While many games are aimed just for a while, persistent world games tend to focus on bringing players into the game’s universe and making it feel like they’re actually part of that universe. Building a world with deep and complex causality would go a long way to helping them feel alive — and greatly expanding the possibilities of gameplay.
To create these worlds, hundreds or thousands of computers around the world must interact 24 hours a day, 7 days a week to keep the universe running. That’s what Incredible is trying to turn on.

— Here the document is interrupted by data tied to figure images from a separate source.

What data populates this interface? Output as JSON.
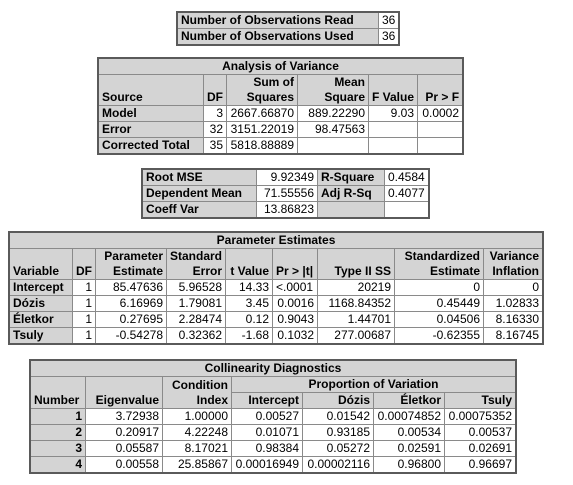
{
  "observations": {
    "rows": [
      {
        "label": "Number of Observations Read",
        "value": "36"
      },
      {
        "label": "Number of Observations Used",
        "value": "36"
      }
    ]
  },
  "anova": {
    "title": "Analysis of Variance",
    "headers": {
      "source": "Source",
      "df": "DF",
      "ss_top": "Sum of",
      "ss_bottom": "Squares",
      "ms_top": "Mean",
      "ms_bottom": "Square",
      "f": "F Value",
      "p": "Pr > F"
    },
    "rows": [
      {
        "source": "Model",
        "df": "3",
        "ss": "2667.66870",
        "ms": "889.22290",
        "f": "9.03",
        "p": "0.0002"
      },
      {
        "source": "Error",
        "df": "32",
        "ss": "3151.22019",
        "ms": "98.47563",
        "f": "",
        "p": ""
      },
      {
        "source": "Corrected Total",
        "df": "35",
        "ss": "5818.88889",
        "ms": "",
        "f": "",
        "p": ""
      }
    ]
  },
  "fit": {
    "rows": [
      {
        "l1": "Root MSE",
        "v1": "9.92349",
        "l2": "R-Square",
        "v2": "0.4584"
      },
      {
        "l1": "Dependent Mean",
        "v1": "71.55556",
        "l2": "Adj R-Sq",
        "v2": "0.4077"
      },
      {
        "l1": "Coeff Var",
        "v1": "13.86823",
        "l2": "",
        "v2": ""
      }
    ]
  },
  "params": {
    "title": "Parameter Estimates",
    "headers": {
      "variable": "Variable",
      "df": "DF",
      "est_top": "Parameter",
      "est_bottom": "Estimate",
      "se_top": "Standard",
      "se_bottom": "Error",
      "t": "t Value",
      "p": "Pr > |t|",
      "ss2": "Type II SS",
      "std_top": "Standardized",
      "std_bottom": "Estimate",
      "vif_top": "Variance",
      "vif_bottom": "Inflation"
    },
    "rows": [
      {
        "variable": "Intercept",
        "df": "1",
        "est": "85.47636",
        "se": "5.96528",
        "t": "14.33",
        "p": "<.0001",
        "ss2": "20219",
        "std": "0",
        "vif": "0"
      },
      {
        "variable": "Dózis",
        "df": "1",
        "est": "6.16969",
        "se": "1.79081",
        "t": "3.45",
        "p": "0.0016",
        "ss2": "1168.84352",
        "std": "0.45449",
        "vif": "1.02833"
      },
      {
        "variable": "Életkor",
        "df": "1",
        "est": "0.27695",
        "se": "2.28474",
        "t": "0.12",
        "p": "0.9043",
        "ss2": "1.44701",
        "std": "0.04506",
        "vif": "8.16330"
      },
      {
        "variable": "Tsuly",
        "df": "1",
        "est": "-0.54278",
        "se": "0.32362",
        "t": "-1.68",
        "p": "0.1032",
        "ss2": "277.00687",
        "std": "-0.62355",
        "vif": "8.16745"
      }
    ]
  },
  "collinearity": {
    "title": "Collinearity Diagnostics",
    "headers": {
      "number": "Number",
      "eigen": "Eigenvalue",
      "ci_top": "Condition",
      "ci_bottom": "Index",
      "prop": "Proportion of Variation",
      "intercept": "Intercept",
      "dozis": "Dózis",
      "eletkor": "Életkor",
      "tsuly": "Tsuly"
    },
    "rows": [
      {
        "n": "1",
        "eig": "3.72938",
        "ci": "1.00000",
        "intercept": "0.00527",
        "dozis": "0.01542",
        "eletkor": "0.00074852",
        "tsuly": "0.00075352"
      },
      {
        "n": "2",
        "eig": "0.20917",
        "ci": "4.22248",
        "intercept": "0.01071",
        "dozis": "0.93185",
        "eletkor": "0.00534",
        "tsuly": "0.00537"
      },
      {
        "n": "3",
        "eig": "0.05587",
        "ci": "8.17021",
        "intercept": "0.98384",
        "dozis": "0.05272",
        "eletkor": "0.02591",
        "tsuly": "0.02691"
      },
      {
        "n": "4",
        "eig": "0.00558",
        "ci": "25.85867",
        "intercept": "0.00016949",
        "dozis": "0.00002116",
        "eletkor": "0.96800",
        "tsuly": "0.96697"
      }
    ]
  }
}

What is different from Incredible?
So if these games that have been around for years have these complex dynamic worlds, what’s so exciting about that incredible start to the game? The answer is simple: Incredible wants to make all this complexity simple. They want to use new technologies to make this depth the standard — something that can be easily integrated into any game. To achieve this, they learn from the difficulties faced by previous distributed virtual world mechanisms.
In an interview Wired Mark Ferlatte, longtime warden second life noted that the architecture underlying second life, can overload some machines, slowing down the network and not taking full advantage of distributed computing.